Accuracy of dataset in mlp4 model: 0.55 (+/- 0.06)


By using Logistic activation and make the model wider, the score and accuracy of the model increased

In [24]:
mlp5 = MLPClassifier(hidden_layer_sizes=(500,30,))
mlp5.fit(X, Y)

MLPClassifier(activation='relu', alpha=0.0001, batch_size='auto', beta_1=0.9,
              beta_2=0.999, early_stopping=False, epsilon=1e-08,
              hidden_layer_sizes=(500, 30), learning_rate='constant',
              learning_rate_init=0.001, max_iter=200, momentum=0.9,
              n_iter_no_change=10, nesterovs_momentum=True, power_t=0.5,
              random_state=None, shuffle=True, solver='adam', tol=0.0001,
              validation_fraction=0.1, verbose=False, warm_start=False)

In [25]:
mlp5.score(X, Y)

0.5922330097087378

In [26]:
score5 = cross_val_score(mlp5, X, Y, cv=5)
print( 'Accuracy of dataset in mlp5 model: %0.2f (+/- %0.2f)' % (score5.mean(), score5.std() * 2))

Accuracy of dataset in mlp5 model: 0.49 (+/- 0.25)


By increasing the layer the score of model decreased.

In [27]:
mlp6 = MLPClassifier(hidden_layer_sizes=(500,30, ),activation='logistic')
mlp6.fit(X, Y)

MLPClassifier(activation='logistic', alpha=0.0001, batch_size='auto',
              beta_1=0.9, beta_2=0.999, early_stopping=False, epsilon=1e-08,
              hidden_layer_sizes=(500, 30), learning_rate='constant',
              learning_rate_init=0.001, max_iter=200, momentum=0.9,
              n_iter_no_change=10, nesterovs_momentum=True, power_t=0.5,
              random_state=None, shuffle=True, solver='adam', tol=0.0001,
              validation_fraction=0.1, verbose=False, warm_start=False)

In [28]:
mlp6.score(X, Y)

0.7087378640776699

In [29]:
score6 = cross_val_score(mlp6, X, Y, cv=5)
print( 'Accuracy of dataset in mlp6 model: %0.2f (+/- %0.2f)' % (score6.mean(), score6.std() * 2))

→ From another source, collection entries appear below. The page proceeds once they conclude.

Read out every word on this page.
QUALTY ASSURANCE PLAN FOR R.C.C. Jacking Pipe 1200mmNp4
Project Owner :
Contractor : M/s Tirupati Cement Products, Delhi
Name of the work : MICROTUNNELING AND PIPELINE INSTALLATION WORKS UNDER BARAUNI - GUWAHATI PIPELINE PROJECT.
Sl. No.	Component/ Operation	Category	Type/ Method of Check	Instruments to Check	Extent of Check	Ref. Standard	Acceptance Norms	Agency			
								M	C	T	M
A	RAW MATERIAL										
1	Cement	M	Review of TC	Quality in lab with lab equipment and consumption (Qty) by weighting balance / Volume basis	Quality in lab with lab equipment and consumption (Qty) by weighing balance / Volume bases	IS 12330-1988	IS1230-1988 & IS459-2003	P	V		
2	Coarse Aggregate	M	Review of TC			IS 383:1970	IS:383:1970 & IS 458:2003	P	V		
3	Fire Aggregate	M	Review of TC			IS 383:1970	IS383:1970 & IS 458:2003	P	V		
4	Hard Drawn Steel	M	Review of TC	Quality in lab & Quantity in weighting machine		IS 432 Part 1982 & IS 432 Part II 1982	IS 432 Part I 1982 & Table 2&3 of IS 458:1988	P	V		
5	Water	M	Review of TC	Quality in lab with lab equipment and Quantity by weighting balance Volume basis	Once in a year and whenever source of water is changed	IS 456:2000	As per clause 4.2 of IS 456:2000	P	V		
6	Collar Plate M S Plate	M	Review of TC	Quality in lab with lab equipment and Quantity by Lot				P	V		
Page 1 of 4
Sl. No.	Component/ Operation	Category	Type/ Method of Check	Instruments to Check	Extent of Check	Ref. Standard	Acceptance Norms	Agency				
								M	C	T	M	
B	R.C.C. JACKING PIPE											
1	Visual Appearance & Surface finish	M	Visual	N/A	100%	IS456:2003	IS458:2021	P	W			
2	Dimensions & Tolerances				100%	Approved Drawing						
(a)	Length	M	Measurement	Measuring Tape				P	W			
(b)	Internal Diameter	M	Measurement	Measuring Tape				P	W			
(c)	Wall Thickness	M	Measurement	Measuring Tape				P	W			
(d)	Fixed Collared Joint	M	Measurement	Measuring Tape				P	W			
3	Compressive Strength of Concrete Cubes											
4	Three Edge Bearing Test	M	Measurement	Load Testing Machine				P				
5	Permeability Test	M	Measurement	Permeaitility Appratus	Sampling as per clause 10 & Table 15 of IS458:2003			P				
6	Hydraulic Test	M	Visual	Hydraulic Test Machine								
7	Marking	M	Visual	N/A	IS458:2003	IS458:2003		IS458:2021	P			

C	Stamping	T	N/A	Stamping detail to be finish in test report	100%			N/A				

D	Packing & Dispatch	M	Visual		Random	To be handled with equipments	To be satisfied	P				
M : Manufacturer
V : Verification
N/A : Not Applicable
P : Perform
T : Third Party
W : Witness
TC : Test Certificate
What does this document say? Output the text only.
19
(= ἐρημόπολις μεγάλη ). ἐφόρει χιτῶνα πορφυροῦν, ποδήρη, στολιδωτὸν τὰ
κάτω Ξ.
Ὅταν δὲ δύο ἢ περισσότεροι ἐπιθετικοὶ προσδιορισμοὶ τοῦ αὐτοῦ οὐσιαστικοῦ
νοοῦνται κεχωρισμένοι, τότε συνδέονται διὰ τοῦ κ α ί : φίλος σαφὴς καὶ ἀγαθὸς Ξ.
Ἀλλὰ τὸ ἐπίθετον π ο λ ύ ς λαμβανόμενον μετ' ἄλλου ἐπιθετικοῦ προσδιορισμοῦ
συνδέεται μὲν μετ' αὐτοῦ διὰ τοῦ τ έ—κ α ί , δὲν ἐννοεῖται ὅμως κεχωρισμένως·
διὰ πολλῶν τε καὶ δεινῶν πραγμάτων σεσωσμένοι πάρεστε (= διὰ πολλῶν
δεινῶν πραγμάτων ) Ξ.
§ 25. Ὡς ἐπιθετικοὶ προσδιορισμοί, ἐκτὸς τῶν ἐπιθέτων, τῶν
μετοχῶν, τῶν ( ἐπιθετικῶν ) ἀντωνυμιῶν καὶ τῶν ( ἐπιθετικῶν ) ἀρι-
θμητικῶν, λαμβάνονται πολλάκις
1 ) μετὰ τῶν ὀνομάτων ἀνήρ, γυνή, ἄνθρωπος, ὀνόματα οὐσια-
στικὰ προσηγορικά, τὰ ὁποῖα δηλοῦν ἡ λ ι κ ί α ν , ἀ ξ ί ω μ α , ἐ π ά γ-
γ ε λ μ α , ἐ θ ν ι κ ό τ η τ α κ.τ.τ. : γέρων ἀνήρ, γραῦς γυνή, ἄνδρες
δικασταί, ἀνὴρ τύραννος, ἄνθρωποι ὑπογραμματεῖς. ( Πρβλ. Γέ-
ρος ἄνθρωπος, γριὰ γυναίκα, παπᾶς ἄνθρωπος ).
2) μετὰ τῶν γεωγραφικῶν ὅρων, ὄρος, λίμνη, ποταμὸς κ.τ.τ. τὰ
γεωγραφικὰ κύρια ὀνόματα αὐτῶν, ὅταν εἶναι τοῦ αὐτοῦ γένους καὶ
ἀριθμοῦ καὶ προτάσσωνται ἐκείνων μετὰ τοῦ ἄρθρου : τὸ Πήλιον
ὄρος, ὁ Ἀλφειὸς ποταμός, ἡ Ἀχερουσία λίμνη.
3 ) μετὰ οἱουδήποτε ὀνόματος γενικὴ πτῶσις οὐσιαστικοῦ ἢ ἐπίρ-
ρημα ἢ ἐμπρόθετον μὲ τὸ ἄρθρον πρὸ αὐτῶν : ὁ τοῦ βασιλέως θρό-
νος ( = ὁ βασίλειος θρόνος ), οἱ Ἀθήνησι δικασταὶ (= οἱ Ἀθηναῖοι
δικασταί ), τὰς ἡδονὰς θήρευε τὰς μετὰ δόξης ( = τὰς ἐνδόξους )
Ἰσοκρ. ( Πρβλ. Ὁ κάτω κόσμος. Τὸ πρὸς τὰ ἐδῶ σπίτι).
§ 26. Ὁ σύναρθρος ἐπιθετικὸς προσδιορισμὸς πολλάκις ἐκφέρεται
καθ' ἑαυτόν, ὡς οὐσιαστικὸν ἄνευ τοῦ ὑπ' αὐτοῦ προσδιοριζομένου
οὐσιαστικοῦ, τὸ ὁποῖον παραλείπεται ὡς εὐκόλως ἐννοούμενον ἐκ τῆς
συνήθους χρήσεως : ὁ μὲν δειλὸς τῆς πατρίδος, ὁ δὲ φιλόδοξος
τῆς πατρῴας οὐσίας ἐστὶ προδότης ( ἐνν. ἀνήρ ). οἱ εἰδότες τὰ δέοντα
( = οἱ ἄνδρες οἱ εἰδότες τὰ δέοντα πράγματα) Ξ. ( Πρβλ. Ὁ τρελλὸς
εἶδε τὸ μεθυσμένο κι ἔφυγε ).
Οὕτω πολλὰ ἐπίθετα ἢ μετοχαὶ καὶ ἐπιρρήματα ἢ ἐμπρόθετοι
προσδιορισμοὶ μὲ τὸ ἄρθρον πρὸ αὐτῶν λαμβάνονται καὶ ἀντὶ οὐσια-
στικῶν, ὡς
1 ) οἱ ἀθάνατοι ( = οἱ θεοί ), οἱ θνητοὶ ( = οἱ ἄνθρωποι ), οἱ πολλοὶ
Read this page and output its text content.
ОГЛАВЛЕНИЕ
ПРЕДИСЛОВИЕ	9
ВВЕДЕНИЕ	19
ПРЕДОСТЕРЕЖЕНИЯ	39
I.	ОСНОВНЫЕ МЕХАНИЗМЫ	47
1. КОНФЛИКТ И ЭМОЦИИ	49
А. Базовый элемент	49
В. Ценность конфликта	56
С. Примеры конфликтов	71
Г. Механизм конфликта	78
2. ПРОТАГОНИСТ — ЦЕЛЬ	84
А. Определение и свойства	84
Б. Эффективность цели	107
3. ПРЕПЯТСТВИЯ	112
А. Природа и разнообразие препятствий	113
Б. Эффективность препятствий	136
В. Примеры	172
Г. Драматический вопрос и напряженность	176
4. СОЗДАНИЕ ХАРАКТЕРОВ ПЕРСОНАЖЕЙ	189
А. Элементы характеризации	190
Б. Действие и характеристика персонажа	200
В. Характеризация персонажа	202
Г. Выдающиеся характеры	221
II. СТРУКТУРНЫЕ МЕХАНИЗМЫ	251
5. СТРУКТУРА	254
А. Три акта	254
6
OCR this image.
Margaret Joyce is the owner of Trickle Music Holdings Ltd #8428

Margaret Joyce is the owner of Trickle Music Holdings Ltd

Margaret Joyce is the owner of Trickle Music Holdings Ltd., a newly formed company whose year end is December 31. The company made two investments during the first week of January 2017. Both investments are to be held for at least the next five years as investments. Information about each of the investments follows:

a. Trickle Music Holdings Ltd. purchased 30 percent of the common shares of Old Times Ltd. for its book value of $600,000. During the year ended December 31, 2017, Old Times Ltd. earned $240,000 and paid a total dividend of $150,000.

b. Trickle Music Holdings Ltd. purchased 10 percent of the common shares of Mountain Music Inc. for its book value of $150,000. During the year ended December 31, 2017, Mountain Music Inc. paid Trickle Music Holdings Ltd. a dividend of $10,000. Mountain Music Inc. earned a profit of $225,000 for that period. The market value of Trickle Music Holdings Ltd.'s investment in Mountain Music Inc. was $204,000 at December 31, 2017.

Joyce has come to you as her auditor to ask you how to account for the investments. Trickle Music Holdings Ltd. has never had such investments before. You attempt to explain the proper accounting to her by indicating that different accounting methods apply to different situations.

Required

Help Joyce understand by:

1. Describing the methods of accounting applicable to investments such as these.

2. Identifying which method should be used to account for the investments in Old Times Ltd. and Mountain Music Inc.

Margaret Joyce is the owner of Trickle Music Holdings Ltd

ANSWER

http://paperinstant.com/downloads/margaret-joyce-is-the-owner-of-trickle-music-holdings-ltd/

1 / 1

Accuracy of dataset in mlp6 model: 0.50 (+/- 0.13)


By increasing the layer and using logistic activation score of the model increased.

In [30]:
mlp7 = MLPClassifier(hidden_layer_sizes=(500,30,20,10,5))
mlp7.fit(X, Y)

MLPClassifier(activation='relu', alpha=0.0001, batch_size='auto', beta_1=0.9,
              beta_2=0.999, early_stopping=False, epsilon=1e-08,
              hidden_layer_sizes=(500, 30, 20, 10, 5), learning_rate='constant',
              learning_rate_init=0.001, max_iter=200, momentum=0.9,
              n_iter_no_change=10, nesterovs_momentum=True, power_t=0.5,
              random_state=None, shuffle=True, solver='adam', tol=0.0001,
              validation_fraction=0.1, verbose=False, warm_start=False)

In [31]:
mlp7.score(X, Y)

0.5922330097087378

In [32]:
score7 = cross_val_score(mlp7, X, Y, cv=5)
print( 'Accuracy of dataset in mlp7 model: %0.2f (+/- %0.2f)' % (score7.mean(), score7.std() * 2))

Accuracy of dataset in mlp7 model: 0.52 (+/- 0.29)


By increasing layer the score and accuracy of the model decreased.

As a generall, the score of MPL model decreased or increased by increasing wide and layer of model and change activition  depends on the dataset.